By the very definition Pollan gives, none of those are food, they are lab concoctions that have been invented in the last few generations. Like the advice given about McDonalds by all the doctors and nutritionists in Super Size Me, a healthy person should never eat them.

When Pollan says "eat food", he means "real" things that exist naturally. [Note 1]

He also introduces the "grandma test" which is to say you shouldn't eat anything your grandma wouldn't recognize as food. A glass of black fizzy liquid sugar? no. Drink water.

[Note 1] I often think about this like the periodic table. Many of the elements that have been on the table forever (low atomic numbers) can be found just lying around on the ground (Gold, Copper, etc.). They are "real".

Almost all the ones added in the last few decades (nihonium, moscovium, tennessine) (high atomic numbers) never exist naturally and must be concocted in a lab under extremely specific circumstances. Often they only exist for a fraction of a second. They are "fake".

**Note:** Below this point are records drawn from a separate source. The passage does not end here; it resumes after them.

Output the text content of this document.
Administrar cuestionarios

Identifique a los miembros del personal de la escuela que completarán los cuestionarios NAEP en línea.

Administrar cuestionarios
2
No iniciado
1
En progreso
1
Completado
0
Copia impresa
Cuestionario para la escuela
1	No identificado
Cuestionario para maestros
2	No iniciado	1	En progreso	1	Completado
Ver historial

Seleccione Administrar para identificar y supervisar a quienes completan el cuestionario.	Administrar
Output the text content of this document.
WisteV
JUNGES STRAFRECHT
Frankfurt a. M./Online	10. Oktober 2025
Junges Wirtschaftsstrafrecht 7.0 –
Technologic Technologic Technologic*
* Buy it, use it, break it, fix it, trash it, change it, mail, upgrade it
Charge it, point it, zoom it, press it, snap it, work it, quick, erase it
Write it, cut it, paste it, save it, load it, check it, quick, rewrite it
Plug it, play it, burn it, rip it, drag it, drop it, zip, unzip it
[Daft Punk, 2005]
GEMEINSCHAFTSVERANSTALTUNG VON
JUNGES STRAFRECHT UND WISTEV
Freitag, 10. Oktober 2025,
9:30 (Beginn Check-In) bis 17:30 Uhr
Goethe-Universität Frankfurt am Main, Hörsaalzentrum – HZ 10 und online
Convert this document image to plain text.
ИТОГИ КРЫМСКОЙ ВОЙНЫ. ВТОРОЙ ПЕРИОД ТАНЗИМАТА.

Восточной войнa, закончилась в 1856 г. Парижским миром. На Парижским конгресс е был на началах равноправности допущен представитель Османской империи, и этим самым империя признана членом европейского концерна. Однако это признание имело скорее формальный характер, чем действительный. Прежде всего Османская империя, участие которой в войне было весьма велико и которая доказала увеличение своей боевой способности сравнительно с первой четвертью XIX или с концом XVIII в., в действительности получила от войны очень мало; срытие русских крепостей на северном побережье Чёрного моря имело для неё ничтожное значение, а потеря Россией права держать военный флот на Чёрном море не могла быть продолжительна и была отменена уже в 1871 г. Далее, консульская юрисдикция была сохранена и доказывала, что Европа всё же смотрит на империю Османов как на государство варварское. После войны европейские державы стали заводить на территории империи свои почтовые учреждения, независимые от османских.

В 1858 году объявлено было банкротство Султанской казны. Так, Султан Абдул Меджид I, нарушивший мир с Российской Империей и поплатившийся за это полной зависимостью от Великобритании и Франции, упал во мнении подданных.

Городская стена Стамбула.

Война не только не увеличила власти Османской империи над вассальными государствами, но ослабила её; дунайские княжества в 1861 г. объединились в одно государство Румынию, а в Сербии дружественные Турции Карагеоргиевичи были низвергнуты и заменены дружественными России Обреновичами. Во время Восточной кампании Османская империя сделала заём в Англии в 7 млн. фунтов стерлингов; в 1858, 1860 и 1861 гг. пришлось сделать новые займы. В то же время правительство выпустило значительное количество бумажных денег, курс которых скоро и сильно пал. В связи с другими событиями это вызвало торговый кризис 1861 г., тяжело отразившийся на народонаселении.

Can you find an Apple, spinach, meat or fish out in nature? Yes - that's "real" food.

Can you find Doritos or coke out in nature? No - that's not food.


This feels like an overly complex response to a statement that's intentionally simple though.

The whole point of Pollan's statement is to have simple guidelines that ignore optimizations in favor of directionally good flexibility, which makes me feel like Lustig either misses Pollan's point, or just believes in a completely different philosophy.